Através da análise em componentes principais, cujas 3 primeiras componentes representam 85,8 % da variância total, é possível ainda avaliar globalmente a composição em antocianinas dos vinhos e dos precipitados correspondentes.

A primeira e a segunda componentes principais (Figura 2), que explicam 43,4 % e 30,8 %, respectivamente, da variância total, permitem definir essencialmente três grupos: um grupo localizado no quadrante, formado pelo vinho e precipitado do Vinhão; um segundo grupo, situado no e quadrantes, constituído pelo vinho e precipitado do Borraçal, pelos vinhos Tinta Miúda com engaço e sem engaço e pelo vinho Espadeiro; e um terceiro, posicionado no quadrante, compostos pelos precipitados dos Tinta Miúda e do Espadeiro.

É possível constatar que os compostos mais directamente relacionados com esta discriminação são os ésteres cinâmicos, sobretudo cumáricos, que precipitam preferencialmente, em particular no Espadeiro. Este facto contribui para a maior importância relativa destes compostos em qualquer dos precipitados analisados relativamente aos vinhos que lhes deram origem.

-As antocianinas não esterificadas contribuem também para a separação destes grupos, essencialmente pela composição particular dos vinhos Vinhão e Borraçal e, consequentemente, dos respectivos precipitados, tal como atrás referido.

Ao nível das antocianinas não esterificadas, existe uma tendência para a precipitação de delfinidina-3-glucósido, de cianidina-3-glucósido e de petunidina-3-glucósido, talvez por se tratar de antocianinas mais polares e por isso mais facilmente eliminadas do vinho, tal como referido por Caillet et al.

(1995). A precipitação de malvidina-3-glucósido é considerável em termos absolutos mas perde importância em termos relativos, por ser o pigmento não esterificado mais representativo em todos os vinhos.

Os resultados obtidos sugerem ainda que a precipitação tartárica pode ter alguma influência na precipitação preferencial de certas antocianinas monómeras, mas o tipo de vinho (a casta) é determinante, tanto do ponto de vista quantitativo como qualitativo.

CONCLUSÕES Os precipitados são constituídos por duas fracções, em função da sua solubilidade: uma fracção solúvel, onde se incluem os tartaratos, as antocianinas (na forma monómera) e outros constituintes, e uma fracção insolúvel. Na fracção quantificada com a designação “outros constituintes” deverão estar incluídos diversos compostos, designadamente compostos fenólicos antocianinas e procianidinas essencialmente sob a forma polimerizada. Da fracção insolúvel poderão fazer parte microrganismos, mucilagens ou resíduos das partes sólidas da uva, bem como polímeros ou pigmentos condensados, responsáveis pela intensa coloração vermelha apresentada por esta fracção.

Dentro das antocianinas constata-se existir uma precipitação preferencial de ésteres cinâmicos, sobretudo cumáricos.

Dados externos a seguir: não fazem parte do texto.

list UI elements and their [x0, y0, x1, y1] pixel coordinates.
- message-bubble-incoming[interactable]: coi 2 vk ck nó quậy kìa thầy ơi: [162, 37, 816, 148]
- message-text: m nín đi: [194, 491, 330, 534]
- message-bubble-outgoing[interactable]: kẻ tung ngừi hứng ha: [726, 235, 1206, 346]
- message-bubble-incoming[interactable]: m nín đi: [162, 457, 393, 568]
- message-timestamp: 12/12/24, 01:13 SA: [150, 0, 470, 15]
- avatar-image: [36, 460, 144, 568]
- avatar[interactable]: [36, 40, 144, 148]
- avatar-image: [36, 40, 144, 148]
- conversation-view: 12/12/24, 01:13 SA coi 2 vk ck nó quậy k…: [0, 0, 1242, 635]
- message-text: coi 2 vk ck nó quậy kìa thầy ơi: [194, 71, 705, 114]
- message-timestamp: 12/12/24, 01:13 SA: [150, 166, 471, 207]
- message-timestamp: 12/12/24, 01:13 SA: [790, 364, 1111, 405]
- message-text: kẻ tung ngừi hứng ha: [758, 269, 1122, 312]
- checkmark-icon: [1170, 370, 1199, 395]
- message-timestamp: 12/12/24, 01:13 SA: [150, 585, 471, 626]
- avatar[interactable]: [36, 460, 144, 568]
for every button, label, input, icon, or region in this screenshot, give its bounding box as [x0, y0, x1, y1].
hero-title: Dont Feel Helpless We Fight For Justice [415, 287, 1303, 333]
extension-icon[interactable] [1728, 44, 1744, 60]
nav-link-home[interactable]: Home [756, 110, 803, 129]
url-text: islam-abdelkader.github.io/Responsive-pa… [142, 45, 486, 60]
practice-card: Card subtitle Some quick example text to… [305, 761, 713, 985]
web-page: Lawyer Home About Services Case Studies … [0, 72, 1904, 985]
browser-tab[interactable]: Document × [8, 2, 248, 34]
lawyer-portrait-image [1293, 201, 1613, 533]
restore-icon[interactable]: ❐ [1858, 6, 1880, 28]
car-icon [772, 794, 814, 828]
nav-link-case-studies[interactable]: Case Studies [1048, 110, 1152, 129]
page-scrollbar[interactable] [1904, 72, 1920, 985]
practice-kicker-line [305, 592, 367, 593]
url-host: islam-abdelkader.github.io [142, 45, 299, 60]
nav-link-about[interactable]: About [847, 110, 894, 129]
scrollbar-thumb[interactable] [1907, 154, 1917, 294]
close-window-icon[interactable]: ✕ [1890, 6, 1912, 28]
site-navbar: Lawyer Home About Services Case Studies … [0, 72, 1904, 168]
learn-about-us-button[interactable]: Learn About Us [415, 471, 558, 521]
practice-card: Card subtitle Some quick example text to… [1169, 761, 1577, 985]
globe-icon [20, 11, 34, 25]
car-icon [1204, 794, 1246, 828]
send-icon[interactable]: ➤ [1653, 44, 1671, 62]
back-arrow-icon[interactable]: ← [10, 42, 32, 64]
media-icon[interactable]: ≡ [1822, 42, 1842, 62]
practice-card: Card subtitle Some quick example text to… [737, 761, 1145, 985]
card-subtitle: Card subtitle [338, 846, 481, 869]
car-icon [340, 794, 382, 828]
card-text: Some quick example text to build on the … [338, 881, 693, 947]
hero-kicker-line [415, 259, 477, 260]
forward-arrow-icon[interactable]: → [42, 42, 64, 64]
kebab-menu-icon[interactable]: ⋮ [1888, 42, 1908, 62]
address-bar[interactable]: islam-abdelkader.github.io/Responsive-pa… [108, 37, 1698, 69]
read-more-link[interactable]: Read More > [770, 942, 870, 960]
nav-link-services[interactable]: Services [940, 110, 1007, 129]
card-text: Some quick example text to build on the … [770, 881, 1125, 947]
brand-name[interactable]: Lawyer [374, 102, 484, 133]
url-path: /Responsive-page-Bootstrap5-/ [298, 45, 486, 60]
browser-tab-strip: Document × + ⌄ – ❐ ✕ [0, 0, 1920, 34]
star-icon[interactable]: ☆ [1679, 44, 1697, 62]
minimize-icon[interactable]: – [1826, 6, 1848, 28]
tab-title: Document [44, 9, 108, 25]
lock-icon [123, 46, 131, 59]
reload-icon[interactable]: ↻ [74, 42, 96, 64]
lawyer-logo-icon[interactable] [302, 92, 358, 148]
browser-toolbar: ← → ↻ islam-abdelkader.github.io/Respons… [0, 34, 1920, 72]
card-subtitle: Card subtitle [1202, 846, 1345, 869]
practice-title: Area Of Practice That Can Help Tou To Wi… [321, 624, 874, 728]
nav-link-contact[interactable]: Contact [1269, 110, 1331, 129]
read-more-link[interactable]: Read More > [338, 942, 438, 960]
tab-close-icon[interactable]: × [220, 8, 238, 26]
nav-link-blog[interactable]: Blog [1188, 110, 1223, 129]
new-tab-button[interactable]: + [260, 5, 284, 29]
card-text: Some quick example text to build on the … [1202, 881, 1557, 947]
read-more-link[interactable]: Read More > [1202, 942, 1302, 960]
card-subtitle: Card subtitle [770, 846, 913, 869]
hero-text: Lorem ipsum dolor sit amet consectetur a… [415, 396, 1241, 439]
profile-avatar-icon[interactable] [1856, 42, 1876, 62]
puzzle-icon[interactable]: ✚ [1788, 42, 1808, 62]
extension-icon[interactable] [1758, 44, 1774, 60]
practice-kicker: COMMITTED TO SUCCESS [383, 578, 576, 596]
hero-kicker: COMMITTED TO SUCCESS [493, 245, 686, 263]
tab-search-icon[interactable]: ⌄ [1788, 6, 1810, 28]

As antocianinas não esterificadas também constituem parte importante dos precipitados, observando-se uma tendência para a precipitação de delfinidina-3-glucósido, de cianidina-3glucósido e de petunidina-3-glucósido, talvez por se tratar de compostos mais polares e por isso mais facilmente eliminados do vinho. A precipitação de malvidina-3-glucósido é considerável em termos absolutos, mas perde importância em termos relativos, por ser o pigmento não esterificado mais representativo em todos os vinhos.

Por outro lado, os resultados obtidos sugerem que a precipitação tartárica pode ter alguma influência na precipitação preferencial de certas antocianinas monómeras, mas o tipo de vinho (a casta) é determinante, tanto do ponto de vista quantitativo como qualitativo.